One has the feeling that one must adopt an affected persona to go and be educated at the protestant church or surrender your curiosity at the door to attend mass. (As if my confusion were not great enough, the guy I wanted for President was a Mormon.) One church is governed by a sort of ruling elite click group while the other is governed by a monolithic high command that can be every bit as suffocating as the “in” group at a protestant church. I feel the need to pick one, catholic or protestant, but then you have the problem of which of the protestant churches are best. How would you even begin to tackle the sometimes minute, sometimes major differences between protestant denominations?

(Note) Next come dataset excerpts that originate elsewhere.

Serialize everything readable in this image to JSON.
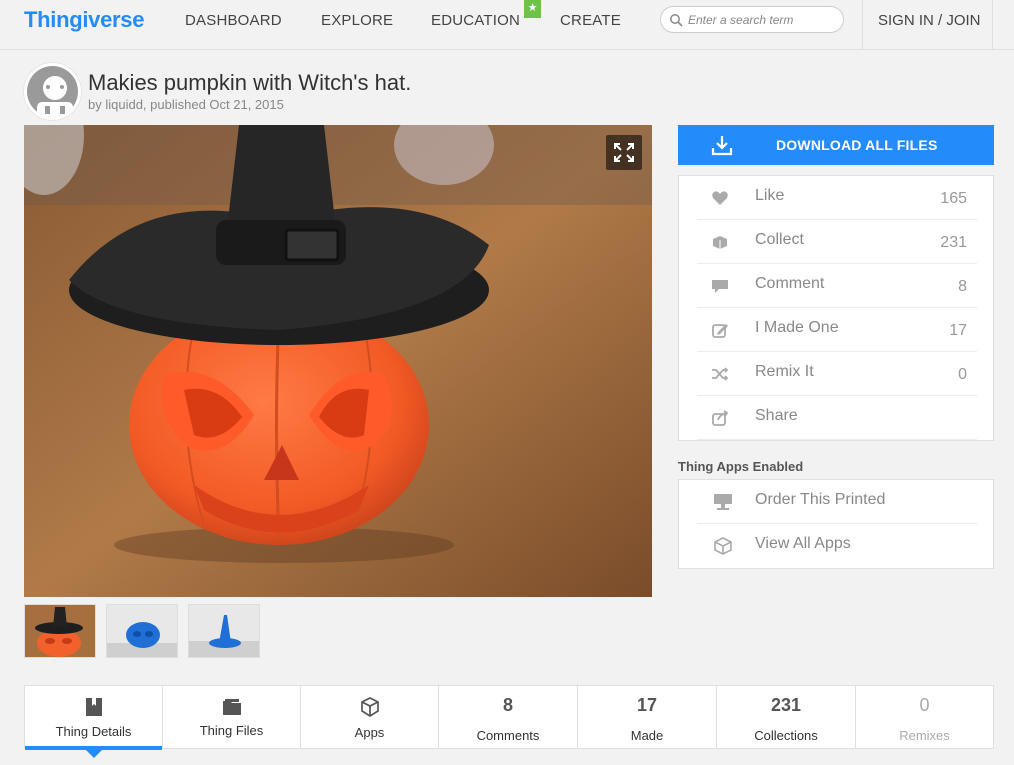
{
  "header": {
    "logo": "Thingiverse",
    "nav": [
      {
        "label": "DASHBOARD"
      },
      {
        "label": "EXPLORE"
      },
      {
        "label": "EDUCATION"
      },
      {
        "label": "CREATE"
      }
    ],
    "search_placeholder": "Enter a search term",
    "signin_label": "SIGN IN / JOIN"
  },
  "thing": {
    "title": "Makies pumpkin with Witch's hat.",
    "byline": "by liquidd, published Oct 21, 2015"
  },
  "download": {
    "label": "DOWNLOAD ALL FILES"
  },
  "actions": [
    {
      "label": "Like",
      "count": "165",
      "icon": "heart-icon"
    },
    {
      "label": "Collect",
      "count": "231",
      "icon": "collect-icon"
    },
    {
      "label": "Comment",
      "count": "8",
      "icon": "comment-icon"
    },
    {
      "label": "I Made One",
      "count": "17",
      "icon": "made-icon"
    },
    {
      "label": "Remix It",
      "count": "0",
      "icon": "shuffle-icon"
    },
    {
      "label": "Share",
      "count": "",
      "icon": "share-icon"
    }
  ],
  "apps": {
    "heading": "Thing Apps Enabled",
    "items": [
      {
        "label": "Order This Printed",
        "icon": "printer-icon"
      },
      {
        "label": "View All Apps",
        "icon": "cube-icon"
      }
    ]
  },
  "tabs": [
    {
      "label": "Thing Details",
      "number": "",
      "icon": "book-icon"
    },
    {
      "label": "Thing Files",
      "number": "",
      "icon": "folder-icon"
    },
    {
      "label": "Apps",
      "number": "",
      "icon": "cube-icon"
    },
    {
      "label": "Comments",
      "number": "8"
    },
    {
      "label": "Made",
      "number": "17"
    },
    {
      "label": "Collections",
      "number": "231"
    },
    {
      "label": "Remixes",
      "number": "0"
    }
  ],
  "colors": {
    "accent": "#248bfb",
    "education_badge": "#6dc24b"
  }
}
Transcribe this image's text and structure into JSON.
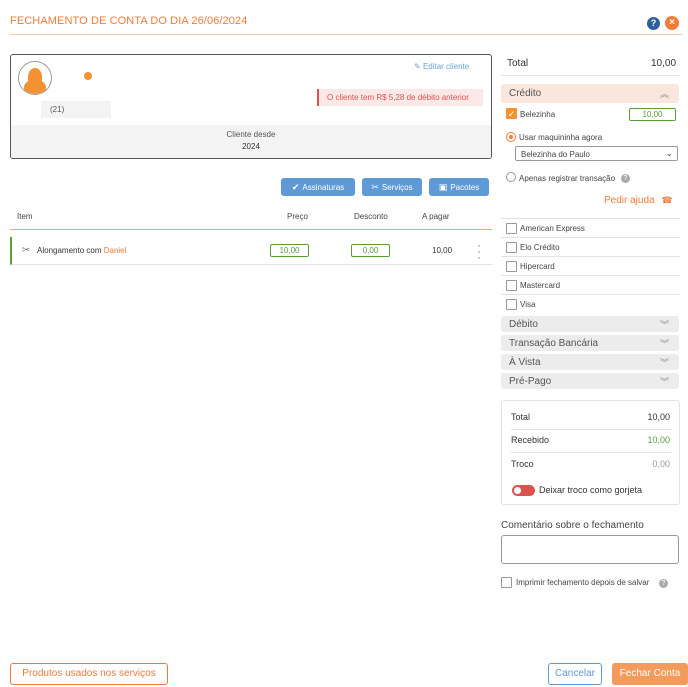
{
  "header": {
    "title": "FECHAMENTO DE CONTA DO DIA 26/06/2024",
    "help_label": "?",
    "close_label": "×"
  },
  "client": {
    "phone": "(21)",
    "edit_label": "Editar cliente",
    "debt_alert": "O cliente tem R$ 5,28 de débito anterior",
    "since_label": "Cliente desde",
    "since_value": "2024"
  },
  "actions": {
    "subscriptions_label": "Assinaturas",
    "services_label": "Serviços",
    "packages_label": "Pacotes"
  },
  "table": {
    "headers": [
      "Item",
      "Preço",
      "Desconto",
      "A pagar"
    ],
    "rows": [
      {
        "label": "Alongamento com",
        "professional": "Daniel",
        "price": "10,00",
        "discount": "0,00",
        "total": "10,00"
      }
    ]
  },
  "payment": {
    "total_label": "Total",
    "total_value": "10,00",
    "credit_label": "Crédito",
    "belezinha_label": "Belezinha",
    "belezinha_value": "10,00",
    "use_machine_label": "Usar maquininha agora",
    "machine_selected": "Belezinha do Paulo",
    "register_only_label": "Apenas registrar transação",
    "help_link": "Pedir ajuda",
    "brands": [
      "American Express",
      "Elo Crédito",
      "Hipercard",
      "Mastercard",
      "Visa"
    ],
    "sections": [
      "Débito",
      "Transação Bancária",
      "À Vista",
      "Pré-Pago"
    ]
  },
  "summary": {
    "total_label": "Total",
    "total_value": "10,00",
    "received_label": "Recebido",
    "received_value": "10,00",
    "change_label": "Troco",
    "change_value": "0,00",
    "tip_toggle_label": "Deixar troco como gorjeta"
  },
  "comment": {
    "label": "Comentário sobre o fechamento",
    "print_label": "Imprimir fechamento depois de salvar"
  },
  "footer": {
    "products_label": "Produtos usados nos serviços",
    "cancel_label": "Cancelar",
    "close_account_label": "Fechar Conta"
  },
  "colors": {
    "accent": "#f07c3a",
    "blue": "#5d9ad6",
    "green": "#5a9e3c",
    "danger": "#d9534f"
  }
}
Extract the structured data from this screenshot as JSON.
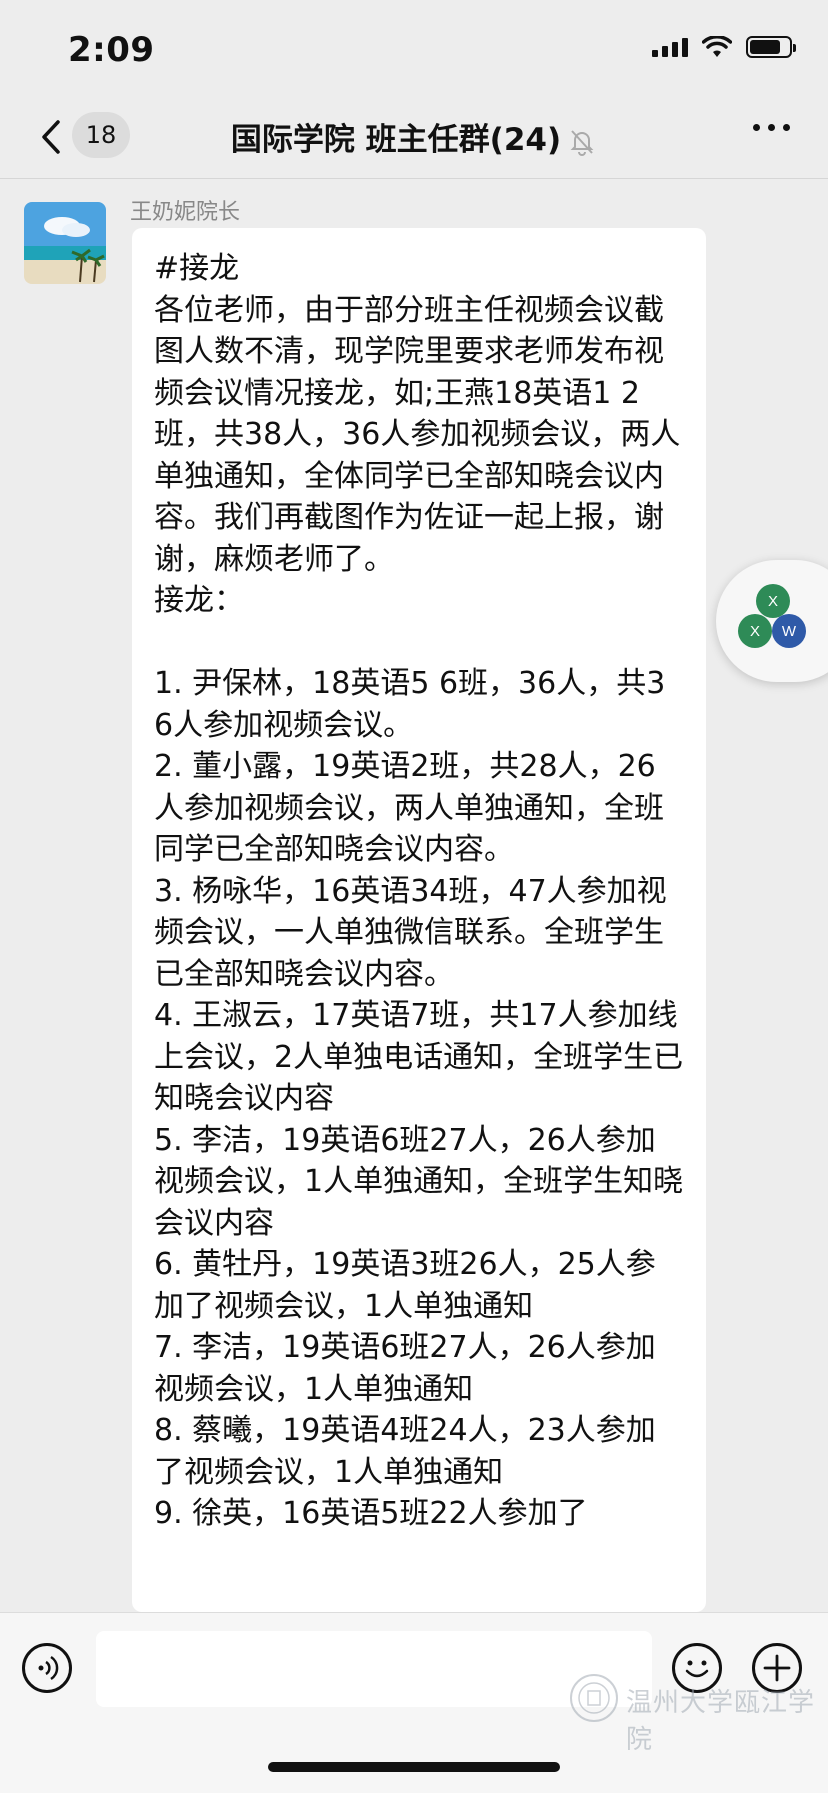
{
  "status_bar": {
    "time": "2:09"
  },
  "nav": {
    "unread_count": "18",
    "title": "国际学院  班主任群(24)"
  },
  "message": {
    "sender": "王奶妮院长",
    "lines": [
      "#接龙",
      "各位老师，由于部分班主任视频会议截图人数不清，现学院里要求老师发布视频会议情况接龙，如;王燕18英语1 2班，共38人，36人参加视频会议，两人单独通知，全体同学已全部知晓会议内容。我们再截图作为佐证一起上报，谢谢，麻烦老师了。",
      "接龙：",
      "",
      "1. 尹保林，18英语5 6班，36人，共36人参加视频会议。",
      "2. 董小露，19英语2班，共28人，26人参加视频会议，两人单独通知，全班同学已全部知晓会议内容。",
      "3. 杨咏华，16英语34班，47人参加视频会议，一人单独微信联系。全班学生已全部知晓会议内容。",
      "4. 王淑云，17英语7班，共17人参加线上会议，2人单独电话通知，全班学生已知晓会议内容",
      "5. 李洁，19英语6班27人，26人参加视频会议，1人单独通知，全班学生知晓会议内容",
      "6. 黄牡丹，19英语3班26人，25人参加了视频会议，1人单独通知",
      "7. 李洁，19英语6班27人，26人参加视频会议，1人单独通知",
      "8. 蔡曦，19英语4班24人，23人参加了视频会议，1人单独通知",
      "9. 徐英，16英语5班22人参加了"
    ]
  },
  "floating_widget": {
    "labels": [
      "X",
      "X",
      "W"
    ],
    "colors": [
      "#2e8b57",
      "#2e8b57",
      "#2f5aa8"
    ]
  },
  "input": {
    "value": "",
    "placeholder": ""
  },
  "watermark": {
    "text": "温州大学瓯江学院"
  }
}
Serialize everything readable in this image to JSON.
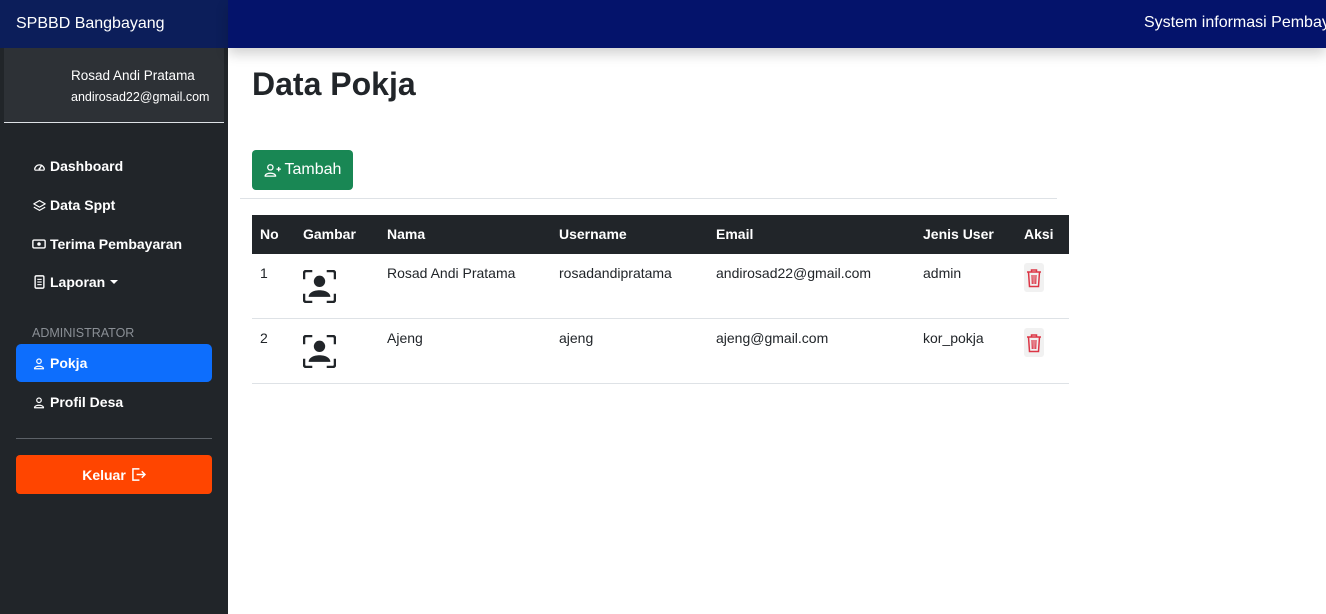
{
  "sidebar": {
    "brand": "SPBBD Bangbayang",
    "user": {
      "name": "Rosad Andi Pratama",
      "email": "andirosad22@gmail.com"
    },
    "nav": [
      {
        "label": "Dashboard",
        "icon": "speedometer-icon"
      },
      {
        "label": "Data Sppt",
        "icon": "layers-icon"
      },
      {
        "label": "Terima Pembayaran",
        "icon": "cash-icon"
      },
      {
        "label": "Laporan",
        "icon": "file-icon"
      }
    ],
    "section_label": "ADMINISTRATOR",
    "admin_nav": [
      {
        "label": "Pokja",
        "icon": "person-icon",
        "active": true
      },
      {
        "label": "Profil Desa",
        "icon": "person-icon",
        "active": false
      }
    ],
    "logout_label": "Keluar"
  },
  "topbar": {
    "text": "System informasi Pembay"
  },
  "main": {
    "title": "Data Pokja",
    "add_button_label": "Tambah",
    "table": {
      "headers": [
        "No",
        "Gambar",
        "Nama",
        "Username",
        "Email",
        "Jenis User",
        "Aksi"
      ],
      "rows": [
        {
          "no": "1",
          "nama": "Rosad Andi Pratama",
          "username": "rosadandipratama",
          "email": "andirosad22@gmail.com",
          "jenis": "admin"
        },
        {
          "no": "2",
          "nama": "Ajeng",
          "username": "ajeng",
          "email": "ajeng@gmail.com",
          "jenis": "kor_pokja"
        }
      ]
    }
  },
  "colors": {
    "sidebar_bg": "#212529",
    "brand_bg": "#0c1e5a",
    "topbar_bg": "#04136b",
    "active_nav": "#0d6efd",
    "logout_bg": "#ff4500",
    "add_button_bg": "#198754",
    "delete_icon": "#dc3545"
  }
}
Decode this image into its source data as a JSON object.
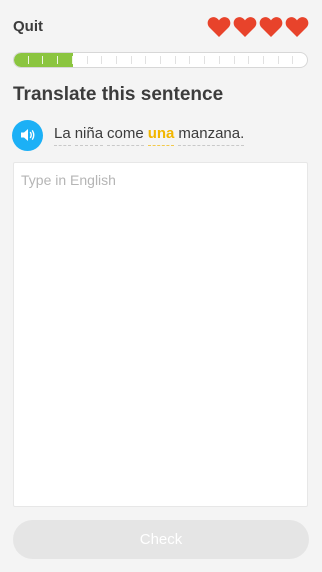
{
  "header": {
    "quit_label": "Quit",
    "hearts_count": 4,
    "heart_color": "#e8432b"
  },
  "progress": {
    "completed_segments": 4,
    "total_segments": 20,
    "fill_color": "#8bc53f"
  },
  "exercise": {
    "title": "Translate this sentence",
    "speaker_icon": "speaker-icon",
    "sentence_words": [
      {
        "text": "La",
        "new": false
      },
      {
        "text": "niña",
        "new": false
      },
      {
        "text": "come",
        "new": false
      },
      {
        "text": "una",
        "new": true
      },
      {
        "text": "manzana.",
        "new": false
      }
    ]
  },
  "answer": {
    "placeholder": "Type in English",
    "value": ""
  },
  "footer": {
    "check_label": "Check"
  },
  "colors": {
    "accent_blue": "#1cb0f6",
    "new_word": "#f2b600",
    "disabled_button": "#e5e5e5"
  }
}
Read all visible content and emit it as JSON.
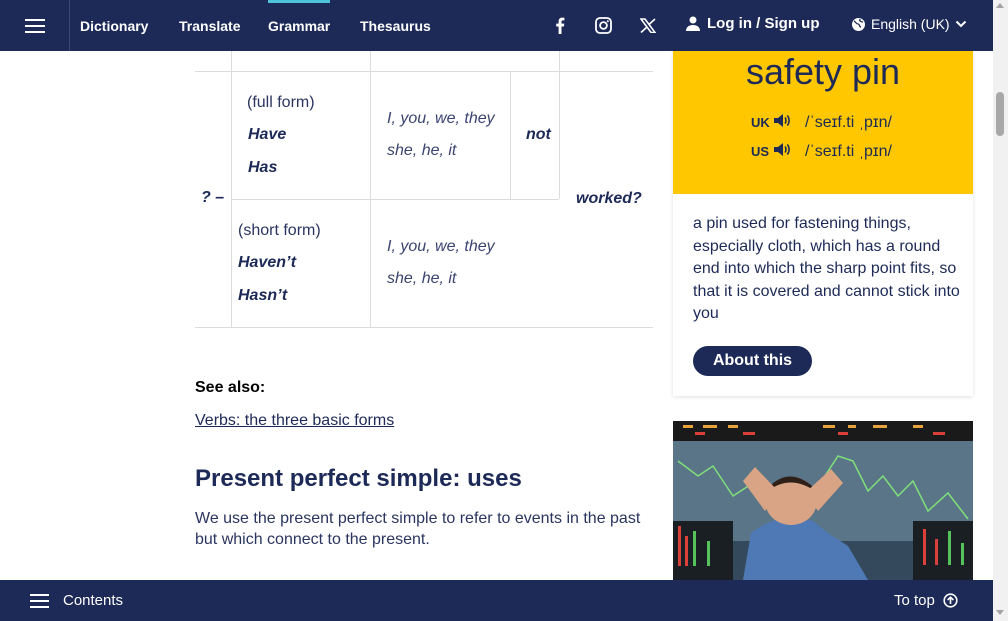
{
  "nav": {
    "links": [
      "Dictionary",
      "Translate",
      "Grammar",
      "Thesaurus"
    ],
    "active": "Grammar",
    "social": [
      "facebook-icon",
      "instagram-icon",
      "x-icon"
    ],
    "login": "Log in / Sign up",
    "language": "English (UK)"
  },
  "table": {
    "mark": "? –",
    "full_form_label": "(full form)",
    "full_have": "Have",
    "full_has": "Has",
    "subjects_1": "I, you, we, they",
    "subjects_2": "she, he, it",
    "not": "not",
    "verb": "worked?",
    "short_form_label": "(short form)",
    "short_havent": "Haven’t",
    "short_hasnt": "Hasn’t"
  },
  "content": {
    "see_also": "See also:",
    "verbs_link": "Verbs: the three basic forms",
    "section_title": "Present perfect simple: uses",
    "body": "We use the present perfect simple to refer to events in the past but which connect to the present."
  },
  "word_card": {
    "word": "safety pin",
    "uk_label": "UK",
    "uk_ipa": "/ˈseɪf.ti ˌpɪn/",
    "us_label": "US",
    "us_ipa": "/ˈseɪf.ti ˌpɪn/",
    "definition": "a pin used for fastening things, especially cloth, which has a round end into which the sharp point fits, so that it is covered and cannot stick into you",
    "about_button": "About this"
  },
  "bottom": {
    "contents": "Contents",
    "to_top": "To top"
  },
  "colors": {
    "navy": "#1d2a57",
    "accent": "#fec700",
    "active_tab": "#4fc3d9"
  }
}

I have no idea what I’m going to do beyond trying churches of both sides here in Bucks county Pennsylvania in the hopes that I will somehow find my answer. Each weekend I will try a different church and see where that takes me. Look for continuing updates on my quest for a “Church Home”. In the mean time I suggest that one of the best teaching churches I’ve ever come across is New Hope Christian fellowship in Hawaii; Pastor Wayne Corderio presiding.